The Compensation Package
Antoun's employment agreement reveals compensation designed to align his interests with shareholders through equity-heavy incentives.
| Component | Amount | Details |
|---|---|---|
| Base Salary | CAD$1,200,000 | Paid semi-monthly |
| Target Bonus | 135% of base (CAD$1,620,000) | Based on individual and company performance |
| LTIP 2029 | USD$7,000,000 | 70% PSUs, 30% RSUs; vests Sept 2029 |
| Sign-on Options | USD$2,000,000 | 4-year vesting (25% annually) |
| Sign-on RSUs | USD$2,000,000 | 3-year cliff vest |
| Severance | 24 months | Salary + bonus continuation if terminated without cause |
The package includes standard change-in-control protections: if Antoun is terminated without cause or resigns for good reason within one year of a change in control, all unvested equity accelerates immediately.
Financial Context
OpenText's deteriorating financials underscore the turnaround challenge Antoun inherits.
| Metric | FY 2022 | FY 2023 | FY 2024 | FY 2025 |
|---|---|---|---|---|
| Revenue ($B) | $3.49 | $4.48 | $5.77* | $5.17 |
| Net Income ($M) | $397 | $150 | $465 | $436 |
| Operating Cash Flow ($M) | $982 | $779 | $968 | $831 |
| EBITDA Margin | 28.4%* | 24.8%* | 27.3%* | 28.6%* |
*Values retrieved from S&P Global
The revenue spike in FY 2023-2024 reflects the Micro Focus acquisition, not organic growth. Adjusting for that deal and subsequent divestitures, organic revenue has been essentially flat to declining—exactly the problem that cost Barrenechea his job.
Stock Price Performance
OpenText shares have been in freefall, down from their October 2021 peak of $50.35 to current levels around $27.

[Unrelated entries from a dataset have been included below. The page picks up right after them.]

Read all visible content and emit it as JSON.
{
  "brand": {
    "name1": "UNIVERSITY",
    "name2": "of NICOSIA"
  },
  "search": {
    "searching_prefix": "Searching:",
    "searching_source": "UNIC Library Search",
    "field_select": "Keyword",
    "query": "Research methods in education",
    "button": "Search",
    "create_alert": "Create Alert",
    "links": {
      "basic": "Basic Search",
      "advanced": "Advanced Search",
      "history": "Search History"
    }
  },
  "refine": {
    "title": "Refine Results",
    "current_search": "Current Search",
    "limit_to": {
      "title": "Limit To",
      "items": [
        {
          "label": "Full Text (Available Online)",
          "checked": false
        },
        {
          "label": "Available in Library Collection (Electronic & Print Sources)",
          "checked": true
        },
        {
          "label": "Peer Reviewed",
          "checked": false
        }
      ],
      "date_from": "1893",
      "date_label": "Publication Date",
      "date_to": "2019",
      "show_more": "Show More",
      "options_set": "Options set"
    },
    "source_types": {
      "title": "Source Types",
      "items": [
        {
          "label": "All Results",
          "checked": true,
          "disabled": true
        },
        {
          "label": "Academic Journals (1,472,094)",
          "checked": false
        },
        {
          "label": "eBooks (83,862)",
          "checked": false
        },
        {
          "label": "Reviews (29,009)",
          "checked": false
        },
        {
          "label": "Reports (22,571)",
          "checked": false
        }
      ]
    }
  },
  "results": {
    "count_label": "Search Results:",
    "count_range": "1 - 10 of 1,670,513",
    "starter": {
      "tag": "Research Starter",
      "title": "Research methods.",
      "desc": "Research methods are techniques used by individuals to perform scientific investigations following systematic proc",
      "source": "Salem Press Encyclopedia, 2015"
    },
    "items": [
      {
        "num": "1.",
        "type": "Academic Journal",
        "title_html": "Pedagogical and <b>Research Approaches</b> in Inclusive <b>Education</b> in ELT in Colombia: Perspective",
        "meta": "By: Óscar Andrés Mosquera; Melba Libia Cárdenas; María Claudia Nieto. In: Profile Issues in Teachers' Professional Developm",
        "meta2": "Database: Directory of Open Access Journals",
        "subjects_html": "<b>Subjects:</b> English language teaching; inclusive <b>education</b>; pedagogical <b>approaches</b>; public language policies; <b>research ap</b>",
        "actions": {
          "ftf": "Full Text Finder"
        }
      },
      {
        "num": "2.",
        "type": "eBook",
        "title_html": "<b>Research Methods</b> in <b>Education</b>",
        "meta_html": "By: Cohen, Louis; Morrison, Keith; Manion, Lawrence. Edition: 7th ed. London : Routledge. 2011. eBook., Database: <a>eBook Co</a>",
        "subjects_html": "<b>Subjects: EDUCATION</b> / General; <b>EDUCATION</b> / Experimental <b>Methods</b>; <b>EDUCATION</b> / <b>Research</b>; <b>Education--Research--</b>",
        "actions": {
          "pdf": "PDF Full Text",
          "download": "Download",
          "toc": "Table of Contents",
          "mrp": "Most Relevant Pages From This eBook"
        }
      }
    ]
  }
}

| Timeframe | Performance |
|---|---|
| Today | -3.7% ($27.38) |
| YTD 2026 | -13.7% |
| Since CEO fired (Aug 11, 2025) | -9.4% |
| 1-Year | -38.0% |
| 52-Week High | $39.90 |
| 52-Week Low | $22.79 |
The stock trades at 14.9x trailing earnings with a 3.7% dividend yield, according to market data. Analysts maintain an average price target of $40.00, implying 46% upside—but that target may not yet reflect skepticism about how quickly Antoun can execute a turnaround.*
*Values retrieved from S&P Global
What to Watch
Near-term catalysts:
- Q2 FY2026 earnings (Feb 5, 2026): McGourlay's last quarter as interim CEO; sets the baseline for Antoun
- April 20, 2026: Antoun officially takes office
- Non-core asset sales: The board announced plans to divest businesses that don't fit the "Information Management for AI" strategy; watch for announcements
- Organic growth metrics: Cloud revenues grew just 2% in FY2025 to $1.86 billion; enterprise cloud bookings were up 10.1%—investors will scrutinize whether Antoun can accelerate this
Key questions:
- Can Antoun drive organic growth where Barrenechea couldn't?
- Which assets will be sold, and at what valuation?
- Will the "Information Management for AI" positioning resonate with enterprise customers?
- How much cost-cutting runway remains after 2,800 job cuts?
The appointment of an IBM lifer to lead a company built on acquisitions marks a philosophical reset. Antoun knows how to run large enterprise operations—the question is whether he can revitalize a portfolio that critics say has been "where good software goes to die."